Kein Geld mehr aus Brüssel

Schweizer NGOs
Das war kein Geschenk: Kurz vor Weihnachten hat die Europäische Kommission zehn Schweizer Hilfsorganisationen informiert, dass sie ab Januar keine EU-Gelder mehr erhalten. Die Organisationen vermuten politische Beweggründe, die EU-Kommission weist das zurück.
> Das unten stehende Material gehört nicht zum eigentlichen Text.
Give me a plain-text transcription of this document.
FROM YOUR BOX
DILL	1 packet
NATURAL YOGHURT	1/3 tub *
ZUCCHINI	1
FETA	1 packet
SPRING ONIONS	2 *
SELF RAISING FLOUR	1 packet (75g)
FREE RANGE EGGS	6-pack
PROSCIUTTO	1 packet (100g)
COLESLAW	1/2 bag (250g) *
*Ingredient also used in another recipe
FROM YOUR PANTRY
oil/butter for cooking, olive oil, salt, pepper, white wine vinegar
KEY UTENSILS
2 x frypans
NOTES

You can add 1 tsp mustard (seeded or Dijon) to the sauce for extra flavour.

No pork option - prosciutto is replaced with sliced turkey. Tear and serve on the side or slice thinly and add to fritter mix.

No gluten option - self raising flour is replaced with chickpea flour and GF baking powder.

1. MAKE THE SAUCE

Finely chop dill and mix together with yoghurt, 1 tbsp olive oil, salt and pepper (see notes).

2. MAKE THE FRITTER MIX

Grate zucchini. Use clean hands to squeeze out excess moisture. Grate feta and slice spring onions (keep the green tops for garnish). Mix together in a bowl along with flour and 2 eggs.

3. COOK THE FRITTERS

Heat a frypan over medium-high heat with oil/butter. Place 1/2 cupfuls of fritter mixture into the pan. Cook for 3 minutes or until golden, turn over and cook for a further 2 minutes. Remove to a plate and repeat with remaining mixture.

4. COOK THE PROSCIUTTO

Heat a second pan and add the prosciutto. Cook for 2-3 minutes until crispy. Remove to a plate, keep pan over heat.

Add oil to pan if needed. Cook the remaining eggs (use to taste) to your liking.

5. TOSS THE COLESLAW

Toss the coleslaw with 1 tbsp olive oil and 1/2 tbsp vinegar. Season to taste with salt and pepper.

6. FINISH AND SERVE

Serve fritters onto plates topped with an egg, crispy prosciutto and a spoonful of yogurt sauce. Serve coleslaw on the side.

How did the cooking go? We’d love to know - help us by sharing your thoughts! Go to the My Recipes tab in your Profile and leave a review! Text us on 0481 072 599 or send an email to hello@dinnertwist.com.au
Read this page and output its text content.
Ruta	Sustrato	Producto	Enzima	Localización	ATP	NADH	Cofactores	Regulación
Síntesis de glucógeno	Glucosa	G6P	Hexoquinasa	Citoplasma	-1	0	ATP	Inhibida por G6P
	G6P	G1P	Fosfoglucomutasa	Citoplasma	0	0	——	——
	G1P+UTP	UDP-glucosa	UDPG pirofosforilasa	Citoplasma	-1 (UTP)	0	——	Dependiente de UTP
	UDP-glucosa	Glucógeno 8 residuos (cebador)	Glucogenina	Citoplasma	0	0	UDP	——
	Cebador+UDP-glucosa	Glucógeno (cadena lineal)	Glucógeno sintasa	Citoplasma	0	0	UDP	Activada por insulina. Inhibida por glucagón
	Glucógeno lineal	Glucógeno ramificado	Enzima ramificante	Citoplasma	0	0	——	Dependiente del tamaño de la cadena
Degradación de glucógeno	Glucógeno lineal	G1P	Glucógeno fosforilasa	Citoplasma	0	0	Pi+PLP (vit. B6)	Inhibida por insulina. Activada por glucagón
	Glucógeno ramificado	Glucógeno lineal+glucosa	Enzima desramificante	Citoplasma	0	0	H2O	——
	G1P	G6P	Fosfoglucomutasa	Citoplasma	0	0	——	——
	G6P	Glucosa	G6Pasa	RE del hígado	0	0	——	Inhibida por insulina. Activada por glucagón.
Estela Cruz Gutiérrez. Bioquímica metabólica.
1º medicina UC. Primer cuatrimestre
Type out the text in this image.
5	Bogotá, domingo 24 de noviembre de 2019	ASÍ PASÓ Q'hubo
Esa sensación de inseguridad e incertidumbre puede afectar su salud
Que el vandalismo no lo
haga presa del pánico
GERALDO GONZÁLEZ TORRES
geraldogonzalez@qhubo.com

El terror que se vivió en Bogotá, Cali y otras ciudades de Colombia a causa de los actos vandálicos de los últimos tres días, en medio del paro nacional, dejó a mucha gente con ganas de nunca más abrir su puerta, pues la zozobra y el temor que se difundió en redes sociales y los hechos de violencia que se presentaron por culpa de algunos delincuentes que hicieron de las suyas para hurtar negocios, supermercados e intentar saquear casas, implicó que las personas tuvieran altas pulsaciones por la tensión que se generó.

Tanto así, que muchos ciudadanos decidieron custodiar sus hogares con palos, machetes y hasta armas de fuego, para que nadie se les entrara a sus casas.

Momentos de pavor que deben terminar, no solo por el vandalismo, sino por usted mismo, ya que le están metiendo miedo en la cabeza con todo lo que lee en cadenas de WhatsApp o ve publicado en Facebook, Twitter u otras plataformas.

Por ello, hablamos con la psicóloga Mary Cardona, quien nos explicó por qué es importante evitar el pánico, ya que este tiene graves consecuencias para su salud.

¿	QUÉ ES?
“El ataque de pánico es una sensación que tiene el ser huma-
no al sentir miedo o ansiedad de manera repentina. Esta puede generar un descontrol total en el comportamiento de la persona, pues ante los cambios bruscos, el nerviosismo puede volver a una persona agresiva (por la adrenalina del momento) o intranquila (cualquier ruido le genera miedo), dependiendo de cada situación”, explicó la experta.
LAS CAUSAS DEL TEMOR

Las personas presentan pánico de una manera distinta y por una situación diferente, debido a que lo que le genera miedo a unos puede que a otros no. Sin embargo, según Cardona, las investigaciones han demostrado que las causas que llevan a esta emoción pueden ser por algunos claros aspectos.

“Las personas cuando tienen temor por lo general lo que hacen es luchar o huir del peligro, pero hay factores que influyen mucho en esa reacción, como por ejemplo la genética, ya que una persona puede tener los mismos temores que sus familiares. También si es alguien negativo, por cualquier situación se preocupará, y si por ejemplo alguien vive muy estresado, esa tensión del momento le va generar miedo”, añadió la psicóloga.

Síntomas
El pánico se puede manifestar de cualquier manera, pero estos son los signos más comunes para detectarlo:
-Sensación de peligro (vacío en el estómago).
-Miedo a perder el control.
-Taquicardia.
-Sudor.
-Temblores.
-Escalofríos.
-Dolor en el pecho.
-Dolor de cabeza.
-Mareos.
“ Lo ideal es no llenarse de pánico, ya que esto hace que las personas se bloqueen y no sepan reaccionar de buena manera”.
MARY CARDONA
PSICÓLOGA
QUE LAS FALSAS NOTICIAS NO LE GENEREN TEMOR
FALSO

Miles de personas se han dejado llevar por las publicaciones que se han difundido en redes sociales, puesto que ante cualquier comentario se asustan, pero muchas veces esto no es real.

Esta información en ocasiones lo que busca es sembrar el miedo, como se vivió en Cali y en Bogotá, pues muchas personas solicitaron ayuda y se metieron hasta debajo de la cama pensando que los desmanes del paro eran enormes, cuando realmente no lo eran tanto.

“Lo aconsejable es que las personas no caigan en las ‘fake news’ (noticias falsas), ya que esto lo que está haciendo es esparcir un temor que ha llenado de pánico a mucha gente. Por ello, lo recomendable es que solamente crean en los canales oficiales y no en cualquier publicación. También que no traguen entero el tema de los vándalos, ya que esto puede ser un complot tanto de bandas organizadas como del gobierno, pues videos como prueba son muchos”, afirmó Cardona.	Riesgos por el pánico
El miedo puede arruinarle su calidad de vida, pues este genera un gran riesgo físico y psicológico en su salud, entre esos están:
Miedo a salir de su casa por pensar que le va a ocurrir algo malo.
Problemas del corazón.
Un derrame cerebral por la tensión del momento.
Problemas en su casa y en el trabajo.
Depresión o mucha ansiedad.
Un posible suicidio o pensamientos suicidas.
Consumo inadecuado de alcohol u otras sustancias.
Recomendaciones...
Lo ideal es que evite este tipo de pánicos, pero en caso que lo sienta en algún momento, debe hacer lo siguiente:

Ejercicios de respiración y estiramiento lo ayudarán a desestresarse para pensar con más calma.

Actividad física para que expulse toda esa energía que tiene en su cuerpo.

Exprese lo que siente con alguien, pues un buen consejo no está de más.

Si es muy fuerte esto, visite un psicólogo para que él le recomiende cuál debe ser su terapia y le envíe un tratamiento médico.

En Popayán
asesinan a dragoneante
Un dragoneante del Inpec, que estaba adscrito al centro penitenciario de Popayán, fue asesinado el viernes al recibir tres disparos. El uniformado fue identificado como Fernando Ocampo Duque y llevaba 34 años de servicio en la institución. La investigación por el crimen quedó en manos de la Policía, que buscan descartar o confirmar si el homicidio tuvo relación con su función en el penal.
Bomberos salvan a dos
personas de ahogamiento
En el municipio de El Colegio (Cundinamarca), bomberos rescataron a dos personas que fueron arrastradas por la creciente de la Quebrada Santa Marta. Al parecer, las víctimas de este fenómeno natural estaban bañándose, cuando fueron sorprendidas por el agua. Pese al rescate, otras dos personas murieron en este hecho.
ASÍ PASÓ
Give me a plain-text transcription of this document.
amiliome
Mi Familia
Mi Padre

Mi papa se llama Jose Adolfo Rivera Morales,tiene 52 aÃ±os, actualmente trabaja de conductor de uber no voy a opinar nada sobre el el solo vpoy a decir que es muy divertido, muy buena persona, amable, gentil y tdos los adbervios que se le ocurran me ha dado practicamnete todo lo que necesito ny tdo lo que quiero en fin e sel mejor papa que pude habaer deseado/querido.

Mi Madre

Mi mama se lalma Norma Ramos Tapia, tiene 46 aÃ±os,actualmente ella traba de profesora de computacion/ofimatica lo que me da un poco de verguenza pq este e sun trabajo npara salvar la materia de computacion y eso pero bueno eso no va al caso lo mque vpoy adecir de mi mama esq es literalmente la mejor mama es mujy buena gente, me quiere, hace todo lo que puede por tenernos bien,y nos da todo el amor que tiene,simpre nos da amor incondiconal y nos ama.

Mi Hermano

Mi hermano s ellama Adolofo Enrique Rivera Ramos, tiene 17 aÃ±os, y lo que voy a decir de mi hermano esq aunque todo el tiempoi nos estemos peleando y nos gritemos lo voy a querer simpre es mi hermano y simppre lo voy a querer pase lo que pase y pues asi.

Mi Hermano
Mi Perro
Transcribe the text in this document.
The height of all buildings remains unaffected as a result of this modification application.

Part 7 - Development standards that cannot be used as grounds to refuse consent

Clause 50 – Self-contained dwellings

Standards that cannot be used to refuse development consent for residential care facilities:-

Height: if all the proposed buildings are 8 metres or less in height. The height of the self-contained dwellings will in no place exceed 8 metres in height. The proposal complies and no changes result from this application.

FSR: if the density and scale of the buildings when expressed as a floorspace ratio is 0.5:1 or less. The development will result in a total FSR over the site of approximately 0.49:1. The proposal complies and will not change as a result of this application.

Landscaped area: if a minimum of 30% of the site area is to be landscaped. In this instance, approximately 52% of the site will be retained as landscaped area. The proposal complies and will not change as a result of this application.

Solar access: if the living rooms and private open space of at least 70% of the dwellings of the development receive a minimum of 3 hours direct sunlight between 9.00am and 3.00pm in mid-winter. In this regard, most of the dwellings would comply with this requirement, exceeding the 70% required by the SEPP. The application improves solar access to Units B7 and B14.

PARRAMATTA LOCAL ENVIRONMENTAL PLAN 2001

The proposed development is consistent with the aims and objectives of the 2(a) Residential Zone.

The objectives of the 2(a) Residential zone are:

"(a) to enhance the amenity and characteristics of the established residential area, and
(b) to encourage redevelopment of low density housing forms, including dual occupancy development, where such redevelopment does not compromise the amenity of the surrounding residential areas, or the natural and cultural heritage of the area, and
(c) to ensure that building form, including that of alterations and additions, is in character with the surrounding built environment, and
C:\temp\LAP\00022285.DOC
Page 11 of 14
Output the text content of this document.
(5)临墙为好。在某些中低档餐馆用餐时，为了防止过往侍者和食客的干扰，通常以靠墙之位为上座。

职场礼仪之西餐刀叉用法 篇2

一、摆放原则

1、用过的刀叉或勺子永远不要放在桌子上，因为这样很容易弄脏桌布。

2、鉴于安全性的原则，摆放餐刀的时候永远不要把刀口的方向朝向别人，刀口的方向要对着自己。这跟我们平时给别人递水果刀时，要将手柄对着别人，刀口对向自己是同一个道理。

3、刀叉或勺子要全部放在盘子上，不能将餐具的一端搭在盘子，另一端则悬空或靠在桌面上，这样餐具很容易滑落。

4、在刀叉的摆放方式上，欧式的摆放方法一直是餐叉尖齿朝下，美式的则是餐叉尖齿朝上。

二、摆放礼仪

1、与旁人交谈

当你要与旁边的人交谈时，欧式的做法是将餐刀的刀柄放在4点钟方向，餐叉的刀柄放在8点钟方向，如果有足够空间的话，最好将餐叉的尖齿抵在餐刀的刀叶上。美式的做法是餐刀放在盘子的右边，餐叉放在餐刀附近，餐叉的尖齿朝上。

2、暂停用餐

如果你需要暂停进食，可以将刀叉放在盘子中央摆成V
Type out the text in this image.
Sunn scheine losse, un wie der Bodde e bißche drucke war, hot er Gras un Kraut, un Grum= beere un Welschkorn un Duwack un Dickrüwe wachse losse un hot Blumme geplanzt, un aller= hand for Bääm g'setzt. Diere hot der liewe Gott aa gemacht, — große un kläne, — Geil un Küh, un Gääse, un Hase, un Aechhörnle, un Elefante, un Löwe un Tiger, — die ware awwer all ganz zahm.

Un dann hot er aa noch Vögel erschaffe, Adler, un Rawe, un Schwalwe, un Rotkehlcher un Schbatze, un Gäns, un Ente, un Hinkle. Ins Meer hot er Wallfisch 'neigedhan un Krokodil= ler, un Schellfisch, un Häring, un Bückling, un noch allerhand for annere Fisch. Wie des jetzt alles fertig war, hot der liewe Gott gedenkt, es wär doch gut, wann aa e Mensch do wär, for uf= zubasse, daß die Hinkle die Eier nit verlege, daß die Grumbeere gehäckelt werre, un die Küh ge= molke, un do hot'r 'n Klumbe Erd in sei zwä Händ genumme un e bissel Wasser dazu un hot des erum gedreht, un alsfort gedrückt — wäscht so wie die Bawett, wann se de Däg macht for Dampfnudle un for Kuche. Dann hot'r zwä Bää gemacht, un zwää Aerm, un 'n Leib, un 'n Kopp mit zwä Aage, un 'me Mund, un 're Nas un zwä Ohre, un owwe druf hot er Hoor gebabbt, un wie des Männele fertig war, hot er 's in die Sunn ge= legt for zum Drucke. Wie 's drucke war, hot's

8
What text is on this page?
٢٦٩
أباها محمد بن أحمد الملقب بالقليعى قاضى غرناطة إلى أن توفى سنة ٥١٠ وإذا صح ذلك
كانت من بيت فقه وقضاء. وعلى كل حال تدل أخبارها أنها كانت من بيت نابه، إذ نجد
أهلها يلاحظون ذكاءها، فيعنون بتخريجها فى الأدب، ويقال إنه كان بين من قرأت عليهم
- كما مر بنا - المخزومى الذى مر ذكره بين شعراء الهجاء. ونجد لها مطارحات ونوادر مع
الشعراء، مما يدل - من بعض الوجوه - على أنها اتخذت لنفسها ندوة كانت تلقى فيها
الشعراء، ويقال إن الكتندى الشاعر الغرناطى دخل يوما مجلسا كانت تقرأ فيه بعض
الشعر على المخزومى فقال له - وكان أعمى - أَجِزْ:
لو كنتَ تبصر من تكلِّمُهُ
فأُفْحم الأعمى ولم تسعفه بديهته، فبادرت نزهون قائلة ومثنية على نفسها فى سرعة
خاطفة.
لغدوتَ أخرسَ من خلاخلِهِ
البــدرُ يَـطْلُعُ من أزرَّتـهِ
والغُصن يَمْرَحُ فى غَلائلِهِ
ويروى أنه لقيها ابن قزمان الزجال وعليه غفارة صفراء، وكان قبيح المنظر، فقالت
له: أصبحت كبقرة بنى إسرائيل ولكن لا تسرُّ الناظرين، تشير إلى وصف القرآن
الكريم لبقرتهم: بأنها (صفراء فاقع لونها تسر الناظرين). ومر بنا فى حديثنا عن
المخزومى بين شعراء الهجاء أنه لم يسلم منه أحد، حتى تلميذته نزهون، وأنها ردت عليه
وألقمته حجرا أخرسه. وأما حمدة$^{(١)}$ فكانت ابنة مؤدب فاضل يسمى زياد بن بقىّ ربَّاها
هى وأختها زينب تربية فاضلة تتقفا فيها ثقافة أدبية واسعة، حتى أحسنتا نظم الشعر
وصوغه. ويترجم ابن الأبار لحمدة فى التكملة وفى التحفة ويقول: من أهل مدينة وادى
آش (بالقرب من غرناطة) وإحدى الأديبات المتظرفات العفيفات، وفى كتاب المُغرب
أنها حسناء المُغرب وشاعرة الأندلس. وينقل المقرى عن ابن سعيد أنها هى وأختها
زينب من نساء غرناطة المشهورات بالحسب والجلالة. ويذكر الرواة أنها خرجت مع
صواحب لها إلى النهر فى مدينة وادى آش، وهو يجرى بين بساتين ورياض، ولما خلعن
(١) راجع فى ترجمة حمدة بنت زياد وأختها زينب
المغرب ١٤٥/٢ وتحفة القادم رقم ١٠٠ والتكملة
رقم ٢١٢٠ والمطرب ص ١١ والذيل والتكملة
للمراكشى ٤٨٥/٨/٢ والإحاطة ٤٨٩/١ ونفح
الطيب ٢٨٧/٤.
Mit dieser Entscheidung aus Brüssel, die Anfang Februar bekannt wurde, verlieren die Schweizer Hilfsorganisationen (NGOs) jährlich rund 50 Millionen Euro für humanitäre Projekte. Die Organisationen wussten zwar, dass die EU eine Überprüfung eingeleitet hatte. Sie haben aber nicht mit einem derart kurzfristigen und drastischen Beschluss gerechnet. Es sei ein Schock gewesen, sagt Felix Gnehm, Direktor des Hilfswerks Solidar Suisse. „Uns fällt ein wichtiger Geldgeber weg, der auch für gute Qualität steht.“

Die EU begründet ihre Entscheidung damit, eine eingehende Prüfung habe ergeben, dass es keine rechtliche Grundlage für die Finanzierung von Organisationen aus Drittstaaten gebe. Schweizer NGOs zweifeln jedoch an dieser Auslegung. Gemäß ihren Quellen in Brüssel, sei sich die EU-Verwaltung nicht einig gewesen. Die für humanitäre Hilfe zuständige Generaldirektion wolle weiter mit den Schweizer Organisationen arbeiten. Der juristische Dienst der Europäischen Kommission habe aber auf der Entscheidung beharrt.

Ist der Brexit schuld?

Die Schweizer Hilfsorganisationen vermuten indes, dass der Beschluss mit dem Brexit zusammenhängt. Mark Herkenrath, Geschäftsleiter von Alliance Sud, sagte in einem Radiointerview, weil britische Hilfsorganisationen nach dem Brexit keinen Zugang mehr zu EU-Geldern haben sollen, wolle die EU ein Zeichen setzen, dass NGOs aus anderen Ländern außerhalb der EU gleich behandelt werden. „Humanitäre Entwicklungsorganisationen der Schweiz, die gute Arbeit leisten, werden bestraft für politische Ränkespiele“, sagte Herkenrath. Aus Kreisen der Europäischen Kommission lässt sich diese Sichtweise jedoch nicht bestätigen. Die Entscheidung sei juristisch begründet, nicht politisch, heißt es dort.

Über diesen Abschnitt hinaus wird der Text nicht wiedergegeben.